Miguel correu até o pai e arrancou o pacote de suas mãos. Em segundos trucidou o embrulho, mas logo seu sorriso diminuiu ao ver o que havia dentro.
- Meias – Disse Miguel desanimado.
- Gostou, querido? São a sua cara – Disse a avó da poltrona, sorrindo.
- Brigado, vovó – Disse Miguel colocando as meias no chão e voltando a olhar a arvore.
- Bom – Disse Rodrigo pegando um novo pacote – Esse aqui, deixa eu ver, esse aqui é do Papai Noel para Miguel – Outra vez a grande ênfase no nome de Miguel.
Imitando a primeira vez o garoto correu até o pai, arrancou o pacote de suas mãos e trucidou o embrulho. Mas desta vez seu sorriso se manteve. Era exatamente o que havia pedido em sua carta. Um carrinho de controle remoto igualzinho o que havia visto na loja do outro lado da esquina. Ele deu um grito de alegria e já foi abrindo a caixa.
- Acho que ele gostou mais do que das meias – Disse a avó, comentando com Jonas.
- É o que parece, né? Você por acaso também não achou meias com a minha cara, né? – Perguntou Jonas com certo deboche.
- Não, para você eu comprei um lindo gorro – Disse a avó, logo gargalhando – São a sua cara.
Depois de todos os presentes distribuídos, Rodrigo levou Miguel para a cama, enquanto os outros limpavam tudo.
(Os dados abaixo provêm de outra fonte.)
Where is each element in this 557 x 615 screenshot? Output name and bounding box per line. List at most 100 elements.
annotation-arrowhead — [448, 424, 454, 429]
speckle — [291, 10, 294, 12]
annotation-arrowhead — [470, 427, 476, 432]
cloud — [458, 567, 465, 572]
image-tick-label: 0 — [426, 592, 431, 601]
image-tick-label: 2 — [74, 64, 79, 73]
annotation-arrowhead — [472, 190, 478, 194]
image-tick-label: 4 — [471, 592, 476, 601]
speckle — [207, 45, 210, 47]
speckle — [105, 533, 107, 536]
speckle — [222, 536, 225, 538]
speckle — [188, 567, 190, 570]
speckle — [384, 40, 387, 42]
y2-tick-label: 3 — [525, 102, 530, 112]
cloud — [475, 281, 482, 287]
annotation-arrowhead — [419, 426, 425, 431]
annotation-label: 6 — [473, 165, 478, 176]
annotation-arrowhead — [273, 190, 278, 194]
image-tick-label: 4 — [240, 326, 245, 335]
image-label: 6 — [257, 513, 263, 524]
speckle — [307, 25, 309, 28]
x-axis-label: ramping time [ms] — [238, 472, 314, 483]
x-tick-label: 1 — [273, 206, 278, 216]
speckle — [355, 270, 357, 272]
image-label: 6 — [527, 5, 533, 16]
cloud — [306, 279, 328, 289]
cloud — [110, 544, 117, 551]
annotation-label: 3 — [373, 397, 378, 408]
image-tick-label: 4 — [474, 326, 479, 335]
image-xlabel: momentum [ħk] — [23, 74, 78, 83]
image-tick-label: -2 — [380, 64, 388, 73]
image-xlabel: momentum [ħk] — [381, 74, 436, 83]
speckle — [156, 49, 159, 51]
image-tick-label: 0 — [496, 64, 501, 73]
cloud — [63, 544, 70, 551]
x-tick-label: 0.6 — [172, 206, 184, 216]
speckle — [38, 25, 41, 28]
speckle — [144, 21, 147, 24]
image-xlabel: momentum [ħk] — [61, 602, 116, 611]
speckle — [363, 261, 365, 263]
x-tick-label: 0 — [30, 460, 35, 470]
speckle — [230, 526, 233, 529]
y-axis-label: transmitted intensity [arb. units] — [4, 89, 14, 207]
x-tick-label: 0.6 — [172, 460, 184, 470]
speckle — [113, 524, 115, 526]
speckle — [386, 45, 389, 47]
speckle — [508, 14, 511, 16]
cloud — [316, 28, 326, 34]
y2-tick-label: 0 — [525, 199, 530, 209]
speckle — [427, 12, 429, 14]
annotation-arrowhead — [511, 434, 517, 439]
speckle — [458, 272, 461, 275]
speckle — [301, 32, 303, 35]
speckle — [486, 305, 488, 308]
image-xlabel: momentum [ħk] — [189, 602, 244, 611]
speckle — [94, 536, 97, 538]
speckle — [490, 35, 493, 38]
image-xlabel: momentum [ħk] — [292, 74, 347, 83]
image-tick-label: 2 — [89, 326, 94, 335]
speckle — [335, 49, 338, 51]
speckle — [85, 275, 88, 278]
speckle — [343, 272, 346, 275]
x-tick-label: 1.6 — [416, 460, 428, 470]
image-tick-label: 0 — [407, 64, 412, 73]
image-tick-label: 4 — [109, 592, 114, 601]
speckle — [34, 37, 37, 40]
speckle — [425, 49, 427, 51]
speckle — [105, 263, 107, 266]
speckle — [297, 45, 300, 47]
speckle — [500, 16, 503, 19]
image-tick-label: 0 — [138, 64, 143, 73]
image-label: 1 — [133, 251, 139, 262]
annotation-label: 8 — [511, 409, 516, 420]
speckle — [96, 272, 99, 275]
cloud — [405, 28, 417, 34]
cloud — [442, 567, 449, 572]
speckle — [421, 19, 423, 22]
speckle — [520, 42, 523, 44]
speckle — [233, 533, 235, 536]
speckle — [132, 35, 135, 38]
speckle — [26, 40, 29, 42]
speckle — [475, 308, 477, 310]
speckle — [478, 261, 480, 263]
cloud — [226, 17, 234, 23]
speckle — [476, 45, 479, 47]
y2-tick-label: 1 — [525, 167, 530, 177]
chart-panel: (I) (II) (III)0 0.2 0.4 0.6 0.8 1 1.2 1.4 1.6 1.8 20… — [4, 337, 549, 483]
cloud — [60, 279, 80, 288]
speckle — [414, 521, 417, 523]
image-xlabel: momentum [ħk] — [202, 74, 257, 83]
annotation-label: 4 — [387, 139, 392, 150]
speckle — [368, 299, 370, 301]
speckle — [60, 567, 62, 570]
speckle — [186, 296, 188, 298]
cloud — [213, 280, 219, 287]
Rodrigo cobriu o filho e sentou ao seu lado na cama:
- Feliz com os presentes? – Perguntou Rodrigo.
- Ahã – Assentiu Miguel – O Papai Noel disse que ia me dar o carrinho e me deu mesmo. Ele é muito legal, não é?
- Muito – Disse Rodrigo, dando um beijo na testa do filho e indo para a porta – Feliz natal, garotão.
- Feliz natal, pai.
Quando Rodrigo estava fechando a porta, Miguel o chamou:
- Pai – Gritou Miguel – Pai, ano que vem podemos ir visitar ele de novo?
- É claro, querido. Mas ano que vem vamos tentar em outro shopping, sim? – Disse Rodrigo sorrindo e fechando a porta, deixando Miguel sem entender.
FELIZ NATAL A TODOS! E NÃO MATEM O PAPAI NOEL!!!!